Black and white. Everything is black and white when it comes to learning a piano piece. Simple little black dots weaved into the 10 black lines, 5 for treble and 5 for base; all arranged on a white sheet of processed paper. The keys, both black and white and glossy glide under my fingertips. I reach for the lamp’s knob and twist it. Click, click, click and the white light is illuminated. Gleaming, the bulb reflects off of each ivory key and a glare can be seen off of the raised ebony cover. Searching through the pile of sheet music stacked on the black Grand Piano I notice, placed directly to the right of the music stand, that special piece I’ve been anticipating. A challenge, most definitely, but a beauty in itself; the composition will be entertaining for me to play and for an audience to listen to. I place it into the caressing music stand.
It cradles the arrangement for me and keeps the exposition safe amidst the upcoming journey.
My hands fondle the music. Analyzing each detail of chords, pedal movement, and the count of each note, I single out the melodies by placing my pointer finger at its location on the music. Then, one hand at a time, I locate their partners on the keys for both clefs. Measure by measure, four beats at a time, I focus on the first note in the first line. Is it a half note, quarter note, or whole? As I take into account the meter time, which would resemble a base or drum beat in any modern song. Take Cyndi Lauper’s well known song for example, Girls Just Wanna Have Fun: one, two, three, four, one, two, three, four. Four beats in each measure decides a half note held for two beats, quarter notes for one beat, and a whole note obviously counted for four beats. I’ve determined the meter time and counted out the notes. But what note is it? An A, B, or possibly a G? There are seven different notes; A-G in the alphabet, however, where those notes stand on the staff, the five horizontal lines where music is written, is difficult to remember. A simple trick I have learned that greatly advanced my note reading abilities are the acronyms. For the treble clef the lined notes proceed as following from bottom to top: Every Good Boy Deserves Fudge. As for the spaces, they spell out F.A.C.E. The base clef is even trickier, with an acronym for the spaces saying All Cows Eat Grass, and for the Lines, Great Big Donuts For Alvin. Memorization and time has helped with the agility of this technique. Learning song after song makes it easier to read the notes than the time before.

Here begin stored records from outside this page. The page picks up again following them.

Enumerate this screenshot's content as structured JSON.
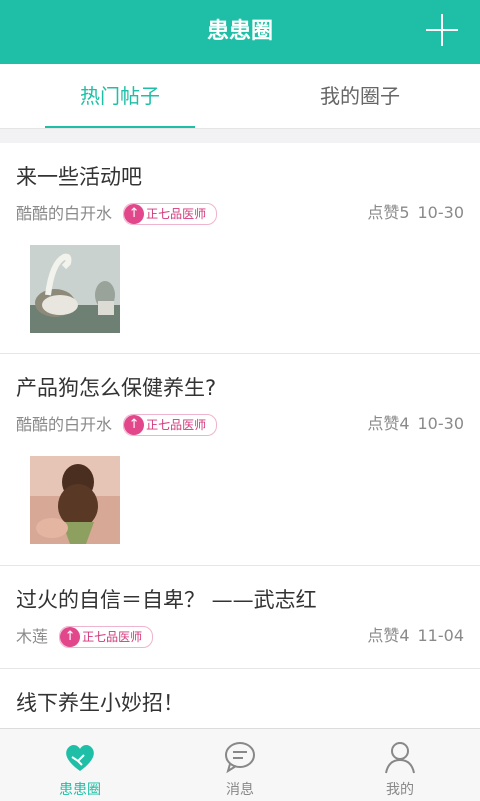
{
  "header": {
    "title": "患患圈"
  },
  "tabs": [
    {
      "label": "热门帖子",
      "active": true
    },
    {
      "label": "我的圈子",
      "active": false
    }
  ],
  "posts": [
    {
      "title": "来一些活动吧",
      "author": "酷酷的白开水",
      "badge": "正七品医师",
      "likes": "点赞5",
      "date": "10-30",
      "has_image": true
    },
    {
      "title": "产品狗怎么保健养生?",
      "author": "酷酷的白开水",
      "badge": "正七品医师",
      "likes": "点赞4",
      "date": "10-30",
      "has_image": true
    },
    {
      "title": "过火的自信＝自卑？ ——武志红",
      "author": "木莲",
      "badge": "正七品医师",
      "likes": "点赞4",
      "date": "11-04",
      "has_image": false
    },
    {
      "title": "线下养生小妙招！",
      "author": "",
      "badge": "",
      "likes": "",
      "date": "",
      "has_image": false
    }
  ],
  "bottom_nav": [
    {
      "label": "患患圈",
      "icon": "handshake-heart-icon",
      "active": true
    },
    {
      "label": "消息",
      "icon": "chat-bubble-icon",
      "active": false
    },
    {
      "label": "我的",
      "icon": "person-icon",
      "active": false
    }
  ],
  "colors": {
    "accent": "#1ebfa6",
    "badge": "#e2468b"
  }
}
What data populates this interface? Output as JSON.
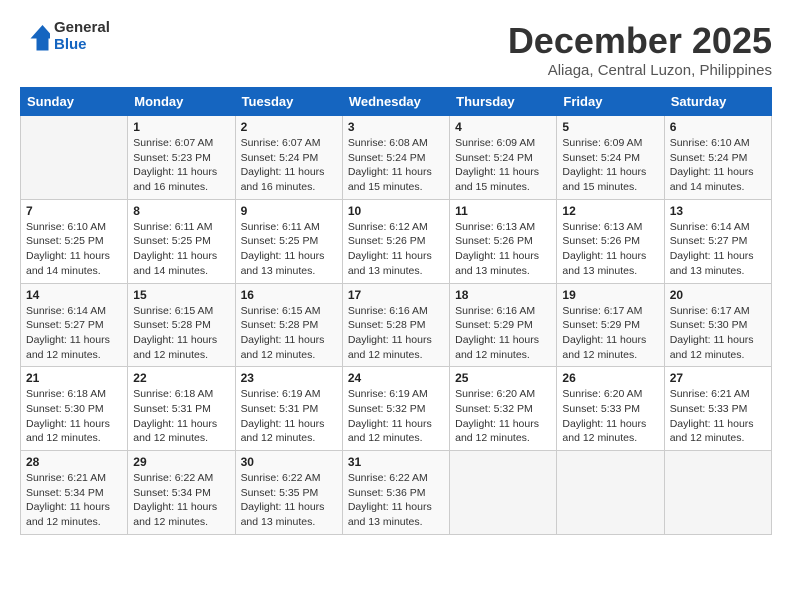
{
  "header": {
    "logo": {
      "general": "General",
      "blue": "Blue"
    },
    "title": "December 2025",
    "location": "Aliaga, Central Luzon, Philippines"
  },
  "days_of_week": [
    "Sunday",
    "Monday",
    "Tuesday",
    "Wednesday",
    "Thursday",
    "Friday",
    "Saturday"
  ],
  "weeks": [
    [
      {
        "day": "",
        "info": ""
      },
      {
        "day": "1",
        "info": "Sunrise: 6:07 AM\nSunset: 5:23 PM\nDaylight: 11 hours\nand 16 minutes."
      },
      {
        "day": "2",
        "info": "Sunrise: 6:07 AM\nSunset: 5:24 PM\nDaylight: 11 hours\nand 16 minutes."
      },
      {
        "day": "3",
        "info": "Sunrise: 6:08 AM\nSunset: 5:24 PM\nDaylight: 11 hours\nand 15 minutes."
      },
      {
        "day": "4",
        "info": "Sunrise: 6:09 AM\nSunset: 5:24 PM\nDaylight: 11 hours\nand 15 minutes."
      },
      {
        "day": "5",
        "info": "Sunrise: 6:09 AM\nSunset: 5:24 PM\nDaylight: 11 hours\nand 15 minutes."
      },
      {
        "day": "6",
        "info": "Sunrise: 6:10 AM\nSunset: 5:24 PM\nDaylight: 11 hours\nand 14 minutes."
      }
    ],
    [
      {
        "day": "7",
        "info": "Sunrise: 6:10 AM\nSunset: 5:25 PM\nDaylight: 11 hours\nand 14 minutes."
      },
      {
        "day": "8",
        "info": "Sunrise: 6:11 AM\nSunset: 5:25 PM\nDaylight: 11 hours\nand 14 minutes."
      },
      {
        "day": "9",
        "info": "Sunrise: 6:11 AM\nSunset: 5:25 PM\nDaylight: 11 hours\nand 13 minutes."
      },
      {
        "day": "10",
        "info": "Sunrise: 6:12 AM\nSunset: 5:26 PM\nDaylight: 11 hours\nand 13 minutes."
      },
      {
        "day": "11",
        "info": "Sunrise: 6:13 AM\nSunset: 5:26 PM\nDaylight: 11 hours\nand 13 minutes."
      },
      {
        "day": "12",
        "info": "Sunrise: 6:13 AM\nSunset: 5:26 PM\nDaylight: 11 hours\nand 13 minutes."
      },
      {
        "day": "13",
        "info": "Sunrise: 6:14 AM\nSunset: 5:27 PM\nDaylight: 11 hours\nand 13 minutes."
      }
    ],
    [
      {
        "day": "14",
        "info": "Sunrise: 6:14 AM\nSunset: 5:27 PM\nDaylight: 11 hours\nand 12 minutes."
      },
      {
        "day": "15",
        "info": "Sunrise: 6:15 AM\nSunset: 5:28 PM\nDaylight: 11 hours\nand 12 minutes."
      },
      {
        "day": "16",
        "info": "Sunrise: 6:15 AM\nSunset: 5:28 PM\nDaylight: 11 hours\nand 12 minutes."
      },
      {
        "day": "17",
        "info": "Sunrise: 6:16 AM\nSunset: 5:28 PM\nDaylight: 11 hours\nand 12 minutes."
      },
      {
        "day": "18",
        "info": "Sunrise: 6:16 AM\nSunset: 5:29 PM\nDaylight: 11 hours\nand 12 minutes."
      },
      {
        "day": "19",
        "info": "Sunrise: 6:17 AM\nSunset: 5:29 PM\nDaylight: 11 hours\nand 12 minutes."
      },
      {
        "day": "20",
        "info": "Sunrise: 6:17 AM\nSunset: 5:30 PM\nDaylight: 11 hours\nand 12 minutes."
      }
    ],
    [
      {
        "day": "21",
        "info": "Sunrise: 6:18 AM\nSunset: 5:30 PM\nDaylight: 11 hours\nand 12 minutes."
      },
      {
        "day": "22",
        "info": "Sunrise: 6:18 AM\nSunset: 5:31 PM\nDaylight: 11 hours\nand 12 minutes."
      },
      {
        "day": "23",
        "info": "Sunrise: 6:19 AM\nSunset: 5:31 PM\nDaylight: 11 hours\nand 12 minutes."
      },
      {
        "day": "24",
        "info": "Sunrise: 6:19 AM\nSunset: 5:32 PM\nDaylight: 11 hours\nand 12 minutes."
      },
      {
        "day": "25",
        "info": "Sunrise: 6:20 AM\nSunset: 5:32 PM\nDaylight: 11 hours\nand 12 minutes."
      },
      {
        "day": "26",
        "info": "Sunrise: 6:20 AM\nSunset: 5:33 PM\nDaylight: 11 hours\nand 12 minutes."
      },
      {
        "day": "27",
        "info": "Sunrise: 6:21 AM\nSunset: 5:33 PM\nDaylight: 11 hours\nand 12 minutes."
      }
    ],
    [
      {
        "day": "28",
        "info": "Sunrise: 6:21 AM\nSunset: 5:34 PM\nDaylight: 11 hours\nand 12 minutes."
      },
      {
        "day": "29",
        "info": "Sunrise: 6:22 AM\nSunset: 5:34 PM\nDaylight: 11 hours\nand 12 minutes."
      },
      {
        "day": "30",
        "info": "Sunrise: 6:22 AM\nSunset: 5:35 PM\nDaylight: 11 hours\nand 13 minutes."
      },
      {
        "day": "31",
        "info": "Sunrise: 6:22 AM\nSunset: 5:36 PM\nDaylight: 11 hours\nand 13 minutes."
      },
      {
        "day": "",
        "info": ""
      },
      {
        "day": "",
        "info": ""
      },
      {
        "day": "",
        "info": ""
      }
    ]
  ]
}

After I have read each note carefully and acknowledged where they lie on the keys, I then challenge the brutal chords. These beastly stacks of notes are initially confusing to finger on the keys but after much practice, my fingers comfortably fall into place. Slowly starting from the beginning of the first line, I play the tune until the end of that line. I return back to the beginning of the piece and run through to the end of the line once, twice, three times more. Choppy and disassembled sounding at first but by the third or fourth trial, my performance has become somewhat fluid and naturally melodious. I have quickened the metronome on the first line, however, I must continue to the following lines. I repeat my steps of reading the notes and fingering the chords almost mechanically. Progressively moving down the sheet music and onto the next page, I study the music. At an expressly demanding interval, I halt and examine the melody. A mixture of sixteenth notes and rests, slurs, sharps and flats engulf the staff. I practice these sections 5 to 7 times instead of 3 to 5. Little by little my fingers memorize where and how far they must move to get from one key to the next; from one chord to an arpeggio (the notes of a chord broken up and played as a succession). Before long I must advance: to the end.
The entire piece welcomes my familiarity with it once the weight of my hand presses down onto the last chord or note. Yet, the piece lacks rhythmicity and emotion. A rehearsal of the entire piece is practiced day and night until perfected. Over and over again it is engaged in recreation if a section requires precision in accents or dynamics.
What is the product? A final recital expresses my personality and emotion telling a story dependant upon interpretation. Each period sets a mood of excitement, tranquility, or possibly passion with indescribable blends of notes and all that is known is the generation of pleasing endorphins. Yet, it is still black and white; plain and simple. The melody is fact, and the euphonious chords are unchanging. Harmony so constant and firm would never emerge without any one of the small portions which compose this magnificent expression.